Current public data don’t distinguish between diagnostic tests and screening tests for Covid-19, and screening programs are very likely resulting in a vast majority of false positive results because they are by definition testing asymptomatic people; Hawaii data portals and public officials should distinguish these key data points and act upon them
UK government official emails were leaked in April that warned of up to 98% false positive rates from widespread twice-weekly Covid-19 testing with rapid antigen tests. This kind of widespread testing is known as “screening” because it tests everyone even if they’re not showing symptoms.
The official wrote: “As of today, someone who gets a positive [antigen] result in (say) London has at best a 25% chance of it being a true positive … or as low as 2% (on a more pessimistic assumption).”
It’s well-known in epidemiology that a big risk with screening testing is large numbers of false positives, even using accurate tests. This occurs because, when the background disease rates are low, false positives will swamp the true positive counts.
This is not an “FYI” kind of risk — it’s the kind of risk where the large majority of positive test results can be false positives.
The Food and Drug Administration warned in a letter last November, based on exactly the same reasoning, of up to 96% false positives with screening programs.
Harvard medical School professor and epidemiologist Westyn Branch-Elliman and her coauthors warned in a recent article that up to 71 out of 72 (98.6%) Covid-19 screening programs in schools could be false positives.
What does this have to do with Hawaii?
Well, everything. Hawaii’s testing rates and screening programs have skyrocketed in the last two months. At the same time, our case rate has skyrocketed even more.
Until June of this year the Big Island required rapid antigen tests upon arrival on the Big Island. Public data reported by the Tribune-Herald in October of last year revealed that fully 93% of the positive test results up to that date (14 out of 15) were found to be false positives when re-tested with PCR tests (generally considered to be more accurate than rapid antigen tests).
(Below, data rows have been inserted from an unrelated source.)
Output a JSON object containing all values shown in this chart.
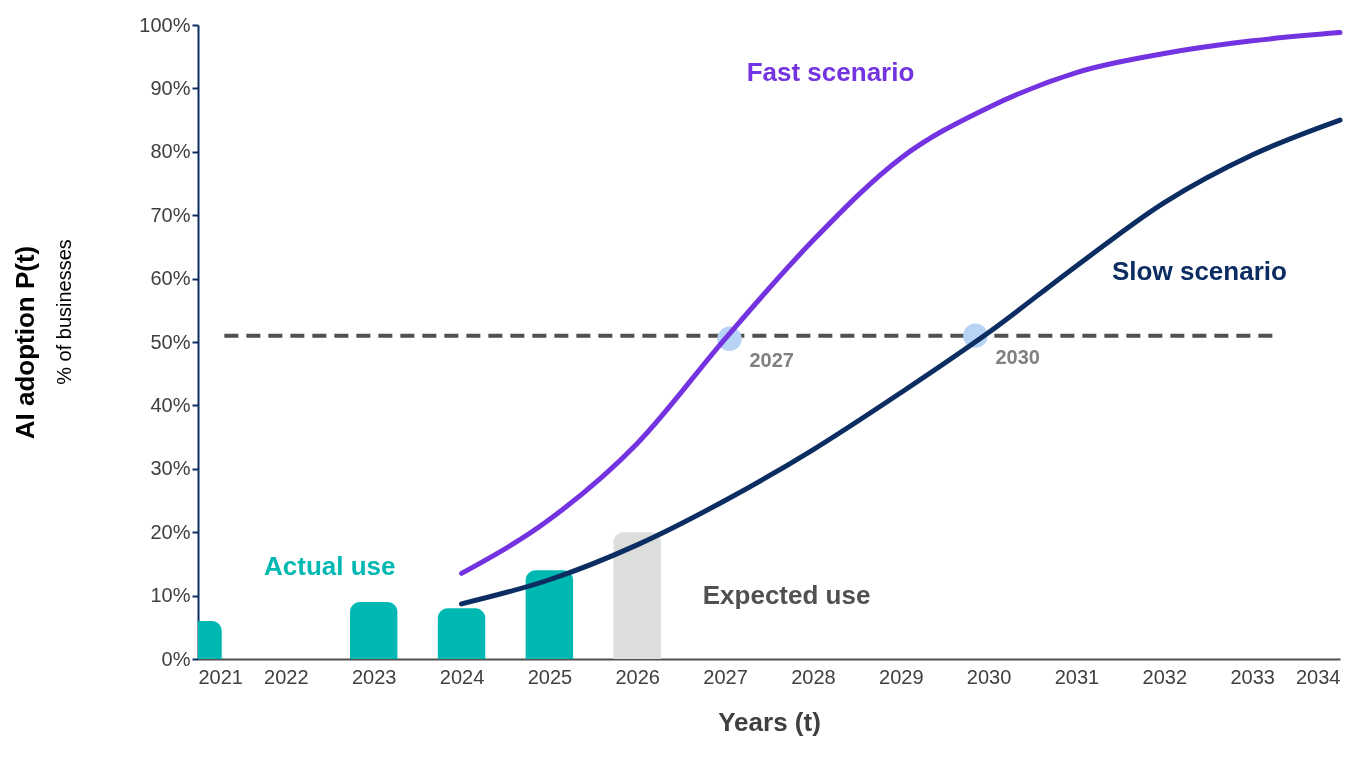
{
  "chart_data": {
    "type": "line",
    "xlabel": "Years (t)",
    "ylabel": "AI adoption P(t)",
    "xlim": [
      2021,
      2034
    ],
    "ylim": [
      0,
      100
    ],
    "xticks": [
      2021,
      2022,
      2023,
      2024,
      2025,
      2026,
      2027,
      2028,
      2029,
      2030,
      2031,
      2032,
      2033,
      2034
    ],
    "yticks": [
      {
        "value": 0,
        "label": "0%"
      },
      {
        "value": 10,
        "label": "10%"
      },
      {
        "value": 20,
        "label": "20%"
      },
      {
        "value": 30,
        "label": "30%"
      },
      {
        "value": 40,
        "label": "40%"
      },
      {
        "value": 50,
        "label": "50%"
      },
      {
        "value": 60,
        "label": "60%"
      },
      {
        "value": 70,
        "label": "70%"
      },
      {
        "value": 80,
        "label": "80%"
      },
      {
        "value": 90,
        "label": "90%"
      },
      {
        "value": 100,
        "label": "100%"
      }
    ],
    "series": [
      {
        "name": "Actual use",
        "type": "bar",
        "color": "#00b8b2",
        "x": [
          2021,
          2022,
          2023,
          2024,
          2025
        ],
        "values": [
          6,
          null,
          9,
          8,
          14
        ]
      },
      {
        "name": "Expected use",
        "type": "bar",
        "color": "#dcdedb",
        "x": [
          2026
        ],
        "values": [
          20
        ]
      },
      {
        "name": "Fast scenario",
        "color": "#7433e0",
        "x": [
          2024,
          2025,
          2026,
          2027,
          2028,
          2029,
          2030,
          2031,
          2032,
          2033,
          2034
        ],
        "values": [
          13.5,
          22,
          34,
          50.5,
          66,
          79,
          87,
          92.5,
          95.5,
          97.5,
          98.8
        ]
      },
      {
        "name": "Slow scenario",
        "color": "#0c2d62",
        "x": [
          2024,
          2025,
          2026,
          2027,
          2028,
          2029,
          2030,
          2031,
          2032,
          2033,
          2034
        ],
        "values": [
          8.7,
          12.5,
          18,
          25,
          33,
          42,
          51.5,
          62,
          72,
          79.5,
          85
        ]
      }
    ],
    "ref_lines": [
      {
        "axis": "y",
        "value": 51,
        "color": "#505050",
        "line_style": "dashed"
      }
    ],
    "annotations": [
      "% of businesses",
      {
        "text": "2027",
        "x": 2027.05,
        "y": 50.5
      },
      {
        "text": "2030",
        "x": 2029.85,
        "y": 51
      }
    ],
    "grid": false,
    "marker": "none",
    "line_style": "solid"
  }
}
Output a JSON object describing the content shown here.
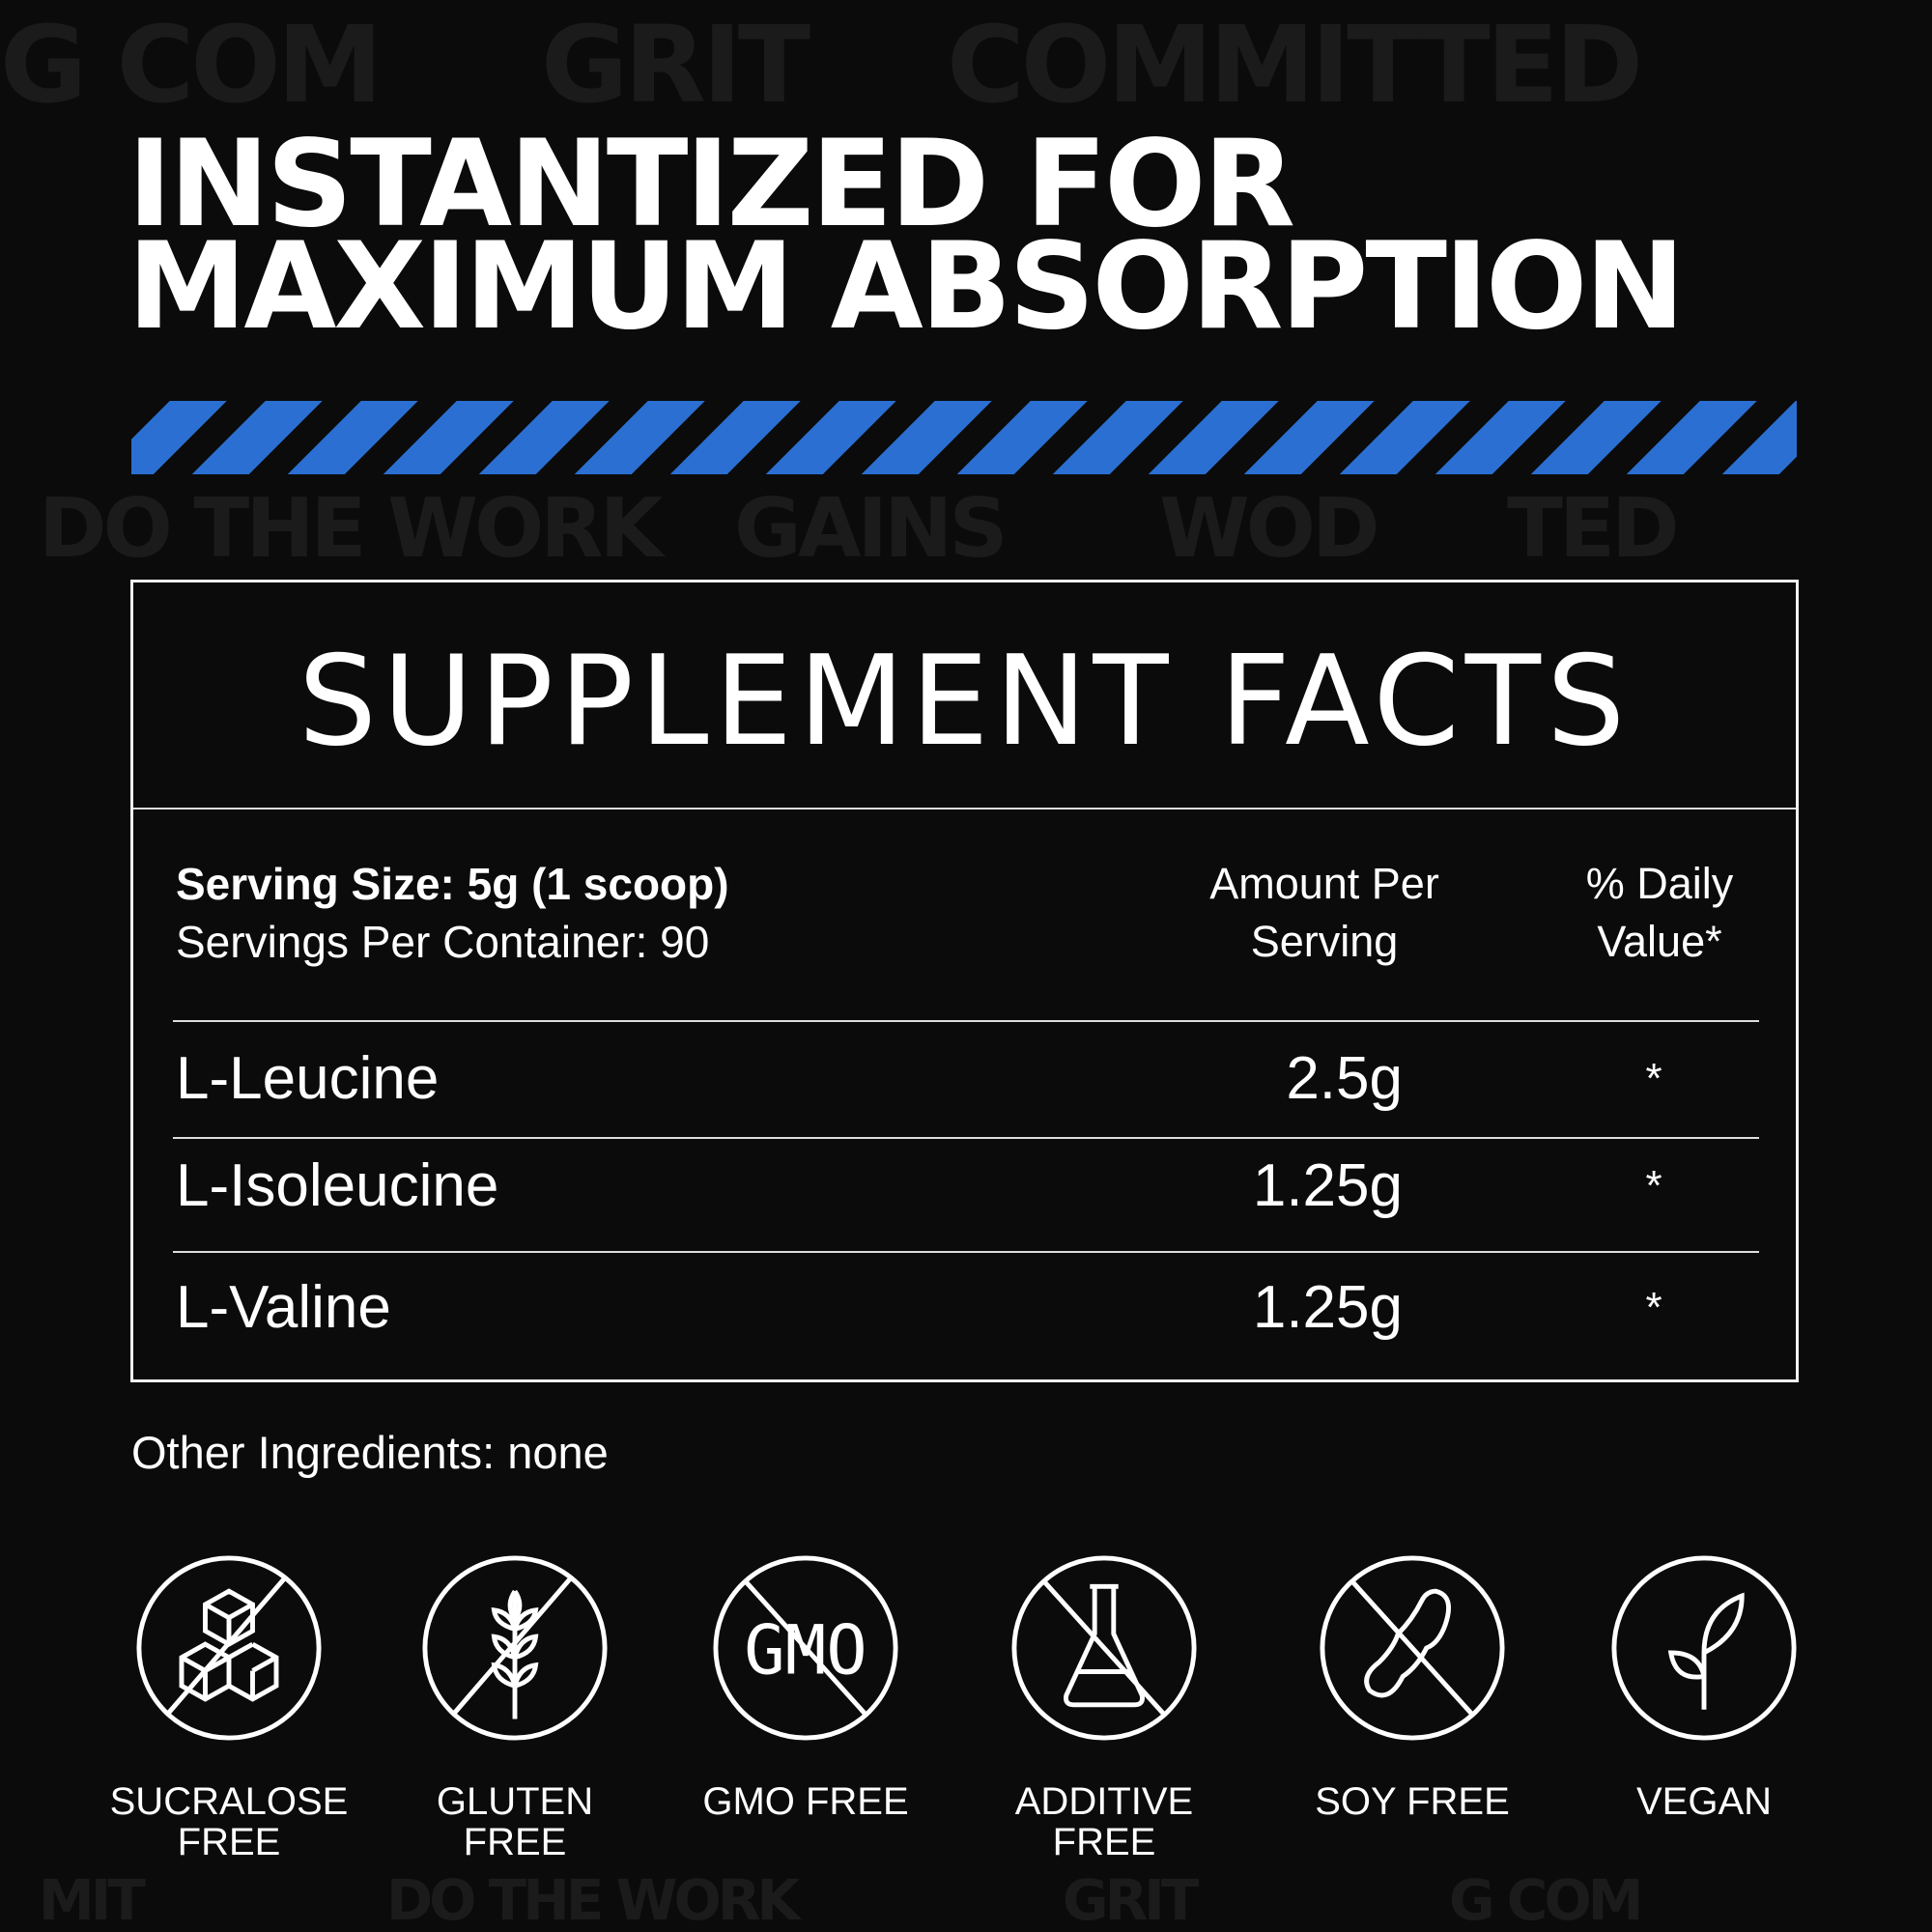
{
  "background_words": [
    "GRIT",
    "WOD",
    "GAINS",
    "COMMITTED",
    "DO THE WORK",
    "G COM",
    "MIT",
    "TED"
  ],
  "headline": {
    "line1": "INSTANTIZED FOR",
    "line2": "MAXIMUM ABSORPTION"
  },
  "accent_color": "#2a6fd1",
  "facts": {
    "title": "SUPPLEMENT FACTS",
    "serving_size": "Serving Size: 5g (1 scoop)",
    "servings_per_container": "Servings Per Container: 90",
    "col_amount": [
      "Amount Per",
      "Serving"
    ],
    "col_daily": [
      "% Daily",
      "Value*"
    ],
    "rows": [
      {
        "name": "L-Leucine",
        "amount": "2.5g",
        "dv": "*"
      },
      {
        "name": "L-Isoleucine",
        "amount": "1.25g",
        "dv": "*"
      },
      {
        "name": "L-Valine",
        "amount": "1.25g",
        "dv": "*"
      }
    ]
  },
  "other_ingredients": "Other Ingredients: none",
  "badges": [
    {
      "icon": "sugar-cubes-crossed-icon",
      "line1": "SUCRALOSE",
      "line2": "FREE"
    },
    {
      "icon": "wheat-crossed-icon",
      "line1": "GLUTEN",
      "line2": "FREE"
    },
    {
      "icon": "gmo-crossed-icon",
      "line1": "GMO FREE",
      "line2": "",
      "icon_text": "GMO"
    },
    {
      "icon": "flask-crossed-icon",
      "line1": "ADDITIVE",
      "line2": "FREE"
    },
    {
      "icon": "soybean-crossed-icon",
      "line1": "SOY FREE",
      "line2": ""
    },
    {
      "icon": "sprout-icon",
      "line1": "VEGAN",
      "line2": ""
    }
  ]
}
The Big Island’s travel screening program, while revealing just how inaccurate antigen tests can be — as the various articles mentioned above have warned about in the context of screening programs like screening all arriving travelers, regardless of symptoms — did at least include the highly important secondary test to verify the first result.
Because of the verification test, no harm was done by the massive false positive rate of the antigen tests in the Big Island travel screening program. People who tested positive at the airport were free to leave and go about their business unless the PCR verification test came back positive a day or two later, in which case they were required to quarantine from that time forward.
But here’s the problem: many of Hawaii’s other screening programs do not include the crucial second test to verify initial results. As an example, we’re seeing in Hawaii that pediatric “cases” in July and August comprised 20–25% of all new cases (and about 22% nationwide), while pediatric hospitalizations remained extremely low. Why? It’s likely that the large majority of these “cases” are coming from screening programs for kids already in school or heading back to school, or from testing programs that test whole classes and whole families after possible exposure to another case.
The federal Health and Human Services Department (HHS) has been spending $12 billion in funds that Congress approved last March to expand screening programs around the country, including in schools and many other settings. But these programs don’t require verification tests of initial positive results. HHS’s March press release stated it will allocate “$10 billion to states to support COVID-19 screening testing for teachers, staff and students to assist schools in reopening safely for in-person instruction.”
Clearly, Hawaii has a problem with our latest surge in cases and hospitalizations. The surge in cases is certainly not all false positives. But until policymakers, the media and the public start to distinguish between the inevitable false positives, resulting from vastly expanded screening programs, and the actual positives resulting mostly from diagnostic test results (usually PCR tests), we’ll continue to see unnecessary panic and confusion about the actual scale of the problem.
And if the large majority of “cases” are actually false positives we risk being stuck in a vicious cycle of false positives breeding fear and thus more testing and then more false positives — with increased stress on emergency rooms and hospitals from people getting false positive test results and also from others seeking to be tested because they’re healthy but worried that they might have been exposed to the virus by being around someone who was sick or had a positive test result.
Here’s my policy suggestion: all (yes, all) screening programs must include a second verification test with either PCR, live culture calibration (more accurate than PCR for identifying active infections), or genetic sequencing of test results (more accurate still because genetic sequencing looks for long genetic sequences that are truly unique to the virus).
If all screening test results are verified with a second test, only the second test results should be publicly reported. This means that if, as will almost certainly be the case, the large majority of second test results are negative, we won’t see an artificial inflation in the case rate from false positive first test results.
A second suggestion: Hawaii’s public health officials and websites should distinguish screening test results from diagnostic test results, antigen test results from PCR test results, and symptomatic versus asymptomatic “cases.” These are all crucial data points that are simply not available currently. Only with these data in hand can we really start to understand what’s going on — and get out of this neverending pandemic.